Propos recueillis par Éric Carpentier
7 minutes
Rapsodie : « Les petits ponts, c’est rap »

Sofiane au piano, Théo à la batterie, Manu à la basse, Tikaby et Paranoyan au micro : Rapsodie manie habilement l'art du grand pont entre rap et musique classique. Et donne rendez-vous sur le parvis de la cathédrale pour causer football.

Le foot chez les rats, c’est comme dans les textes « J’apprends le foot entre les cabines et les voitures / découper le shit entre les caves et les ordures » ?
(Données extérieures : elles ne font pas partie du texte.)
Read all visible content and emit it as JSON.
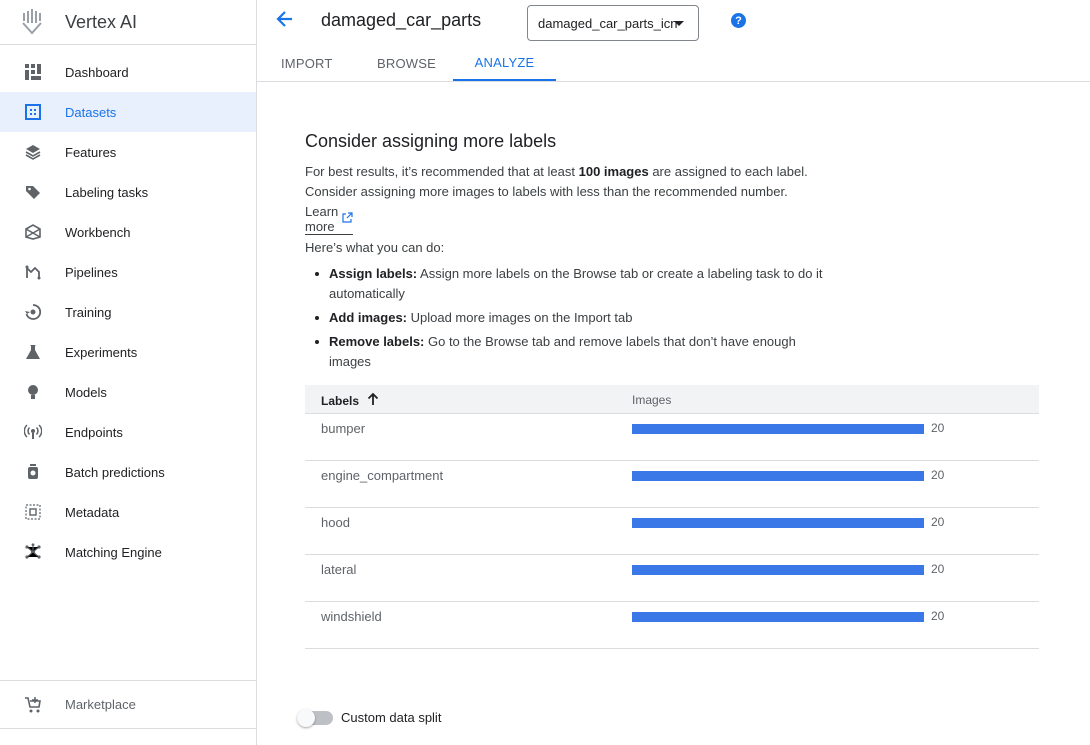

Paranoyan : J’ai grandi dans un bloc à partir de 5-6 ans. Je venais d’une maison et on est arrivés là. Quand t’es petit, tu vois des grands jouer au foot, traîner, tu sais pas trop quoi faire…. Si t’as une embrouille, souvent t’as un grand frère, mais moi, j’en avais pas, j’étais tout seul avec ma daronne. Donc un moyen d’exister, c’était le foot. Au début, t’es pris en dernier, puis un peu plus tôt. Après, les grands t’aiment bien et te disent « bah viens ! » , et quand tu rentres dans le hall, on dit « ah, c’est le petit qui joue bien » , et caetera. Après, c’est comme d’habitude : le gros au but, t’arrêtes qu’avec la nuit, tu peux marquer 30 buts, il n’y a que le dernier qui compte, faut pas trop tacler celui qui a le ballon, sinon il se vexe et on peut plus jouer, il y a une bouteille pour 10, t’essaies d’être le premier à boire parce qu’il y a toujours des mecs un peu crades qui foutent des trucs dedans…
Tikaby : J’ai fait du foot à l’époque, beaucoup. J’ai joué au LOSC pendant un moment, mais je kiffais pas vraiment le terrain, je préférais jouer dans le quartier, au City Stade, avec les potes… J’ai commencé à avoir des problèmes au genou, je devais arrêter. J’ai repris en cachette à l’AS Vieux-Lille qui, je crois, est le club le plus pété de la métropole ! Chacun devait ramener son short, ses chaussettes, on avait le maillot, mais c’est tout. Et là, je me suis pété la rotule en deux. Du coup, j’ai stoppé pour de bon. J’ai même arrêté d’en regarder, j’ai vraiment coupé. C’est à ce moment que je me suis mis à la musique.Théo : Mon premier souvenir, c’est un Lille – Wasquehal en Division 2, à Grimonprez. J’avais 7 ans. Maintenant, je joue avec des potes, à Radinghem (Tout le monde se marre).
Tikaby : Ouais, c’est surtout parce qu’il n’y a pas d’entraînement, il peut juste se pointer aux matchs, c’est pour ça qu’il a kiffé le club !Paranoyan : La prime de match, c’est un lapin !
Si le foot incarne une rigueur, alors il se rapproche de la musique classique

On dit souvent que le rap et le foot sont proches. En revanche, la musique classique…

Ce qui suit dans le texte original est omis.